Bengaluru: With cabs being available at beck and call in most cities, transport has certainly become easier! However, it has hatched a web of other problems such as security issues, trouble in pick up and drop at the right time and most of all, unjustified charges being levied from the passengers. One such bizarre incident occurred in Bengaluru when Praveen BS called for a cab to go to the Satellite bus stop at Mysuru Road from the city railway station, Bangalore Mirror reported.
All was well, until the driver showed him a mammoth bill of Rs 5,325 at the end of the 6 km ride. Not only unfair, it was extremely illogical too. Narrating his gruesome experience, he told Bangalore Mirror: “I had to reach Mysuru early, but I missed the 3.30pm train and so decided to take a cab to reach the Mysuru Satellite Bus stand. I boarded the cab KA01G0590 at 4.30 pm. The bill amount showed Rs 5,352.” The driver told him that the current fare is Rs 103, and the rest was his previous balance.
When he said that he will pay Rs 103 only as there might be a technical glitch in Uber’s system, the driver clearly said no. However, when Praveen insisted on not paying it, the driver called up the police control room, who asked them to get in touch with the jurisdictional police. Once there, they explained the entire situation and after a long wait, it was solved after Uber agreed it was an error in the system.
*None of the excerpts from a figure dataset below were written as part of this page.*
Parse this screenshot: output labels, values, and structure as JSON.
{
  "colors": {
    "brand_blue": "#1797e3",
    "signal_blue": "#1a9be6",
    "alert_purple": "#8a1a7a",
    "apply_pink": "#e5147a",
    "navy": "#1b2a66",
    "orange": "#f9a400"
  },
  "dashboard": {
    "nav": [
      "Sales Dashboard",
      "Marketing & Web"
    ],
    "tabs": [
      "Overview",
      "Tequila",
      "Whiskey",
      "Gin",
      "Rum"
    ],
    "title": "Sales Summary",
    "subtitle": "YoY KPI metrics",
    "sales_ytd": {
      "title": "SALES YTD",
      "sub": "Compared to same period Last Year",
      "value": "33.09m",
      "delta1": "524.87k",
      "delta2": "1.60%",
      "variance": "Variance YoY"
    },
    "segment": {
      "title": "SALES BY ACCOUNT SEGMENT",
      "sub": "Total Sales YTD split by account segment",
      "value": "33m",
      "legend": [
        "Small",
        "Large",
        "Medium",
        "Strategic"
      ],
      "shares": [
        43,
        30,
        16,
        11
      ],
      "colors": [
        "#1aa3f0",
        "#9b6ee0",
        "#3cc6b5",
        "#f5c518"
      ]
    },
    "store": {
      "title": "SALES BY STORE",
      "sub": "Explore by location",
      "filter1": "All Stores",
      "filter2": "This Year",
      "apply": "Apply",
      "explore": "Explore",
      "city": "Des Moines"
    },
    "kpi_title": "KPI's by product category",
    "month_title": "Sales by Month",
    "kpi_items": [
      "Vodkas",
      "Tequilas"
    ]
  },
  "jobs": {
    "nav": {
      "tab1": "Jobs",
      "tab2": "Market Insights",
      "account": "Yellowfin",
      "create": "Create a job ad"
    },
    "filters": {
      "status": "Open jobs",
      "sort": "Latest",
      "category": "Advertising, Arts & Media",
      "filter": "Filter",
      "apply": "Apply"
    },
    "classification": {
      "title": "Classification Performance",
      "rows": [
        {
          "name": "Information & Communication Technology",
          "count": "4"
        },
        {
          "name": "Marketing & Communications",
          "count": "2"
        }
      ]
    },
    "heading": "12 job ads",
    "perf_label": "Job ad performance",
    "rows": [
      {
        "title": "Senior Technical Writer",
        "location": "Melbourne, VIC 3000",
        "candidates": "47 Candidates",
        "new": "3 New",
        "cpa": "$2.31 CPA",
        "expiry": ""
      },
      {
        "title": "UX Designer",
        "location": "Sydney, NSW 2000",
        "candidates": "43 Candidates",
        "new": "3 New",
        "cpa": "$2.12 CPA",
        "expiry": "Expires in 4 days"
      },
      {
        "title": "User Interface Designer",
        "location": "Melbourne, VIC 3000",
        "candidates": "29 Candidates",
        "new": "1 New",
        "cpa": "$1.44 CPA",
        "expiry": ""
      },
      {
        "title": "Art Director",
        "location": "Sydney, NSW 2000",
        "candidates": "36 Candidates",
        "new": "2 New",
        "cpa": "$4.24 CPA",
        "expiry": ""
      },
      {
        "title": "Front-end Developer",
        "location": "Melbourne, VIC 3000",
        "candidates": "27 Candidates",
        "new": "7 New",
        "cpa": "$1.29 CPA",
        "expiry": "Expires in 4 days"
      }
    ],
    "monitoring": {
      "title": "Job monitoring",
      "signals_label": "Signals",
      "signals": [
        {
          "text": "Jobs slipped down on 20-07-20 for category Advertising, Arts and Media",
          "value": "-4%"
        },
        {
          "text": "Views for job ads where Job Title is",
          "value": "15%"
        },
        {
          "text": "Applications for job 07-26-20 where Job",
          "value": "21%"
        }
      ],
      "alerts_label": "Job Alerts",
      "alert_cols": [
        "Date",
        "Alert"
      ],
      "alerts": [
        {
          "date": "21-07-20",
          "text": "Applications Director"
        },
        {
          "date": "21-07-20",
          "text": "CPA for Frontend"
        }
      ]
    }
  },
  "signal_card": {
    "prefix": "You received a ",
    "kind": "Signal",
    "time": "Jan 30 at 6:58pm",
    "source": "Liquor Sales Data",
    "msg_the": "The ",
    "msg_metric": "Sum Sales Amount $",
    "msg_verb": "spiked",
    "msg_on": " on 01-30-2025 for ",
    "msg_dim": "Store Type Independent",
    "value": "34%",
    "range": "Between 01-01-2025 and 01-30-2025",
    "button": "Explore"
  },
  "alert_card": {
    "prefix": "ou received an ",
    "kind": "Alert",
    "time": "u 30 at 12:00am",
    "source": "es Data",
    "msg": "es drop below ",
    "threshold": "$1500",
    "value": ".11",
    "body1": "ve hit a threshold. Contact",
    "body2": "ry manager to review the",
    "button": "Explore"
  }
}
The incident was extremely tragic for Praveen who claimed that “though the driver was trying to follow the rules, it was strange a commuter should be penalised for a tech glitch on the service provider.” He also sighed upon the fact that he could not go back home and had to get involved in the unnecessary formalities.
Meanwhile, the driver told the newspaper that he could do little as he was scared they would deduct the entire Rs 5,000 from his account. After the harrowing state of events, an Uber official reportedly said, “This was a technical error that was corrected, and we regret the frustration and inconvenience caused to the rider.”